CHICAGO – Moody’s Investors Service affirmed Midway International Airport’s single-A level ratings Tuesday and said it should not see a significant credit impact from Chicago’s effort to privatize the airfield, which served a record number of passengers last year.

The agency rates the 85-year-old airport’s first lien revenue bonds A2 and the second lien bonds A3. A stable outlook is assigned to the airport’s $1.4 billion of outstanding debt, which would be retired if the city opts to lease the airport.

The city announced on Monday that the airport saw a record 9.67 million passengers travel through it gates last year, up 3.35 % from 2011. The record breaks one set in 2004 when the airport saw 9.5 million enplanements.

Continued growth is expected this year. Five airlines provide 510 daily flights to 65 destinations , led by Southwest Airlines which expanded service there last year. “It is a major driver of economic activity and job growth for the city of Chicago and I am pleased that it continues to grow,” Mayor Rahm Emanuel said in a statement.

Midway’s growth bodes well for its appeal with potential investors but Southwest’s dominance is both a credit strength and challenge and the high cost per passenger are factors that potential investors will consider in their valuation, market participants said.

The Federal Aviation Administration last month cleared the path for Chicago to consider privatizing Midway under a federal pilot program by allowing the city to release a request for qualifications from potential bidders. The RFQ asks prospective bidders to submit their interest and qualifications with responses due by February 22. Former Mayor Richard Daley had reached a $2.5 billion lease deal but the deal fell through in 2009 due to tightened credit markets.

Chicago will use the results of the RFQ to determine whether to proceed with a formal bidding process later this year. Emanuel has pledged that any deal would benefit both city taxpayers and airport users and a special panel would represent their interests in reviewing a potential deal.

Moody’s described as credit strengths the airport’s strong niche service in a diverse market, it’s key role as a provider of east-west connections for Southwest, and a new 15-year airline use agreement.

Southwest accounts for more than 90% of passenger travel, which has bolstered the airport’s operations, but such concentration leaves the airport susceptible to the airline’s fortunes. The airport’s high debt levels and operating costs also pose a credit challenge with cost-per-passenger level well above the median which could discourage additional operators. The city also must refinance mandatory tenders coming due in 2015 and 2016 if it does not pursue a lease deal.

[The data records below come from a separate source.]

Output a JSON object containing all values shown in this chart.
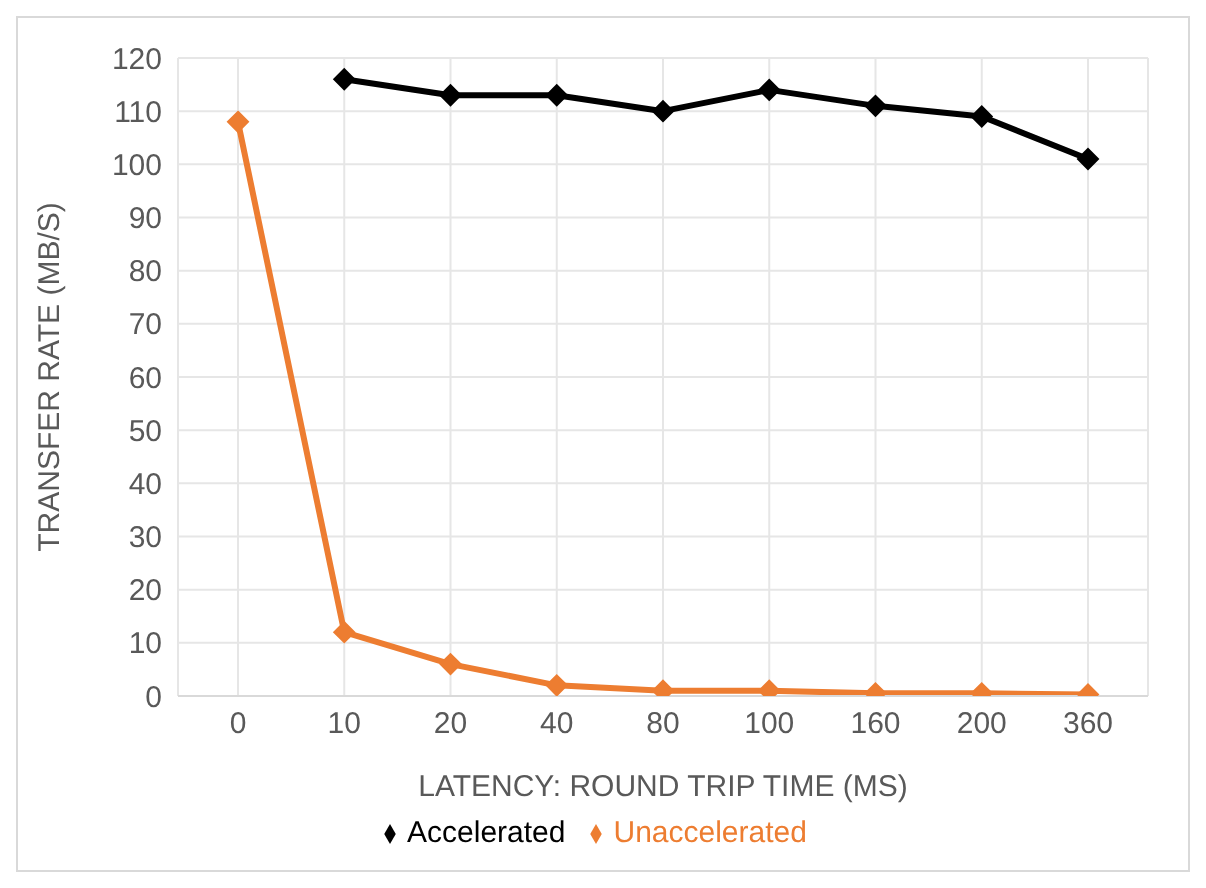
{
  "chart_data": {
    "type": "line",
    "xlabel": "LATENCY: ROUND TRIP TIME (MS)",
    "ylabel": "TRANSFER RATE (MB/S)",
    "categories": [
      "0",
      "10",
      "20",
      "40",
      "80",
      "100",
      "160",
      "200",
      "360"
    ],
    "series": [
      {
        "name": "Accelerated",
        "color": "#000000",
        "values": [
          null,
          116,
          113,
          113,
          110,
          114,
          111,
          109,
          101
        ]
      },
      {
        "name": "Unaccelerated",
        "color": "#ed7d31",
        "values": [
          108,
          12,
          6,
          2,
          1,
          1,
          0.5,
          0.5,
          0.3
        ]
      }
    ],
    "ylim": [
      0,
      120
    ],
    "yticks": [
      0,
      10,
      20,
      30,
      40,
      50,
      60,
      70,
      80,
      90,
      100,
      110,
      120
    ],
    "grid": true,
    "legend": "bottom",
    "marker": "diamond"
  }
}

Moody’s said its stable outlook reflects the view that enplanements will continue to grow, Southwest will continue to utilize the airport at current levels, and that the capital plan will be modest because the recent terminal redevelopment program has been completed.

“The rating and outlook are additionally based on Moody’s expectations that existing bonds will be redeemed or defeased in the event of a successful privatization,” analysts added.

While the city has said it’s still only exploring a lease, U.S. Sen. Dick Durbin, D-Ill., has urged caution, noting the federal investment of $378 million in Midway since 1982, saying some form of repayment could be required.